Ford F-150 to Include More Aluminum
America's top-selling vehicle for 33 straight years will shed even more steel.
Ford announced it would use aluminum from Alcoa's new micromill in Texas to make more automotive parts for the best-selling F-150 truck, which is now about 25 percent aluminum after switching to the lighter metal that's used in pop cans and Reynolds Wrap.
It hopes to drop 700 pounds to improve mileage and comply with tougher federal emissions rules. Alcoa said its new next-generation aluminum alloys are more formable, so they can be used for parts like fenders and inside door panels that have traditionally been made with steel.
"Light-weighting enables us to design vehicles with great customer attributes – like the F-150, which can tow more, haul more, accelerate quicker and stop faster than the previous F-150, and is more fuel-efficient than ever," said Raj Nair, Ford group vice president and chief technical officer, Global Product Development.

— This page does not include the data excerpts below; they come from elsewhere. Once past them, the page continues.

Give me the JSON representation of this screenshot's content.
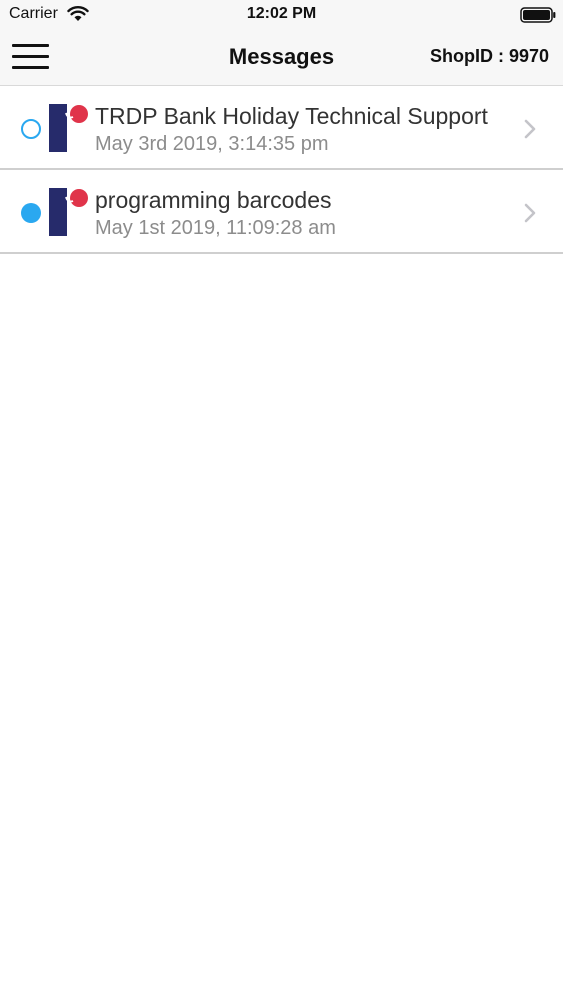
{
  "status_bar": {
    "carrier": "Carrier",
    "time": "12:02 PM"
  },
  "nav": {
    "title": "Messages",
    "shop_id": "ShopID : 9970",
    "menu_icon": "hamburger-menu-icon"
  },
  "colors": {
    "accent": "#2aa8f0",
    "logo_navy": "#262b6b",
    "logo_red": "#e0344a",
    "date_gray": "#8c8c8c"
  },
  "messages": [
    {
      "title": "TRDP Bank Holiday Technical Support",
      "date": "May 3rd 2019, 3:14:35 pm",
      "read": true
    },
    {
      "title": "programming barcodes",
      "date": "May 1st 2019, 11:09:28 am",
      "read": false
    }
  ]
}
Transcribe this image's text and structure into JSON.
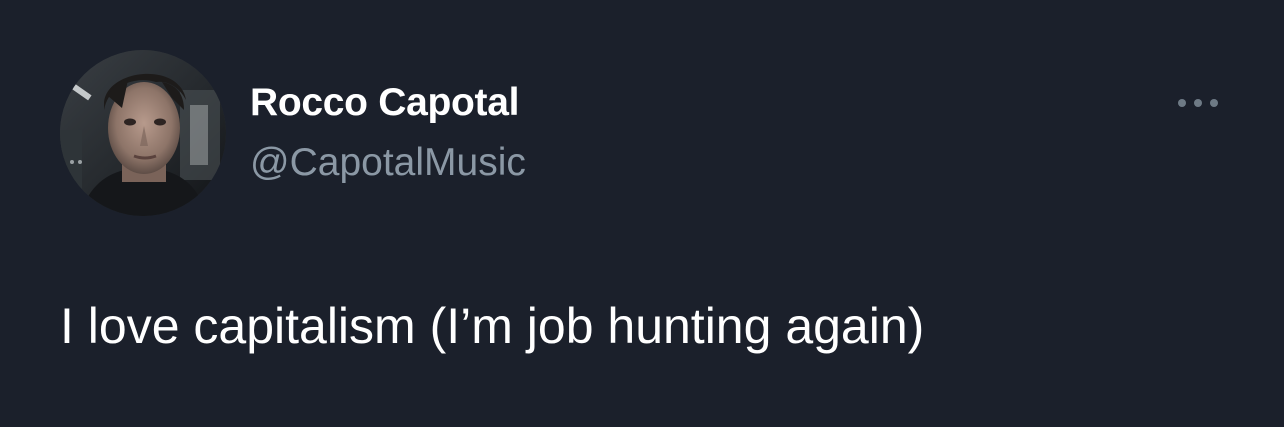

"This collaboration supports our continued drive for innovation, as we research automotive applications for even greater light-weighting."
Automakers both domestic and foreign rank among the biggest customers of Northwest Indiana's steel mills. Steel currently accounts for roughly 60 percent of the average vehicle, but steelmakers themselves have been developing advanced high-strength steels that help lighten vehicles so they meet federal regulations.
The steel and aluminum industries have been fighting what's been dubbed "car wars," as steelmakers look to defend their historic automotive market share. The F-150's heavier use of aluminum is a blow in volume alone because the market-leading truck sold more than 750,000 units last year.
Ford will start using Alcoa's automotive alloys in the 2016 F-150 production later this year. The Dearborn, Mich.-based automaker plans to increase use of aluminum over time, more than doubling it from 2016 to 2017.
"Alcoa's breakthrough Micromill technology offers highly differentiated automotive material with strength, weight, formability and surface quality combinations previously impossible," said Klaus Kleinfeld, Alcoa chairman and chief executive officer.
"This high-tech aluminum will give Ford a true material edge enabling greater design flexibility and better vehicle performance — making the concept cars of tomorrow a reality."
Ford's leaning toward aluminum has come under fire. The Chevy Silverado, which has been gaining ground on the F-150, ran ads, for instance, where people ran to a steel cage instead of an aluminum one when confronted with a grizzly bear.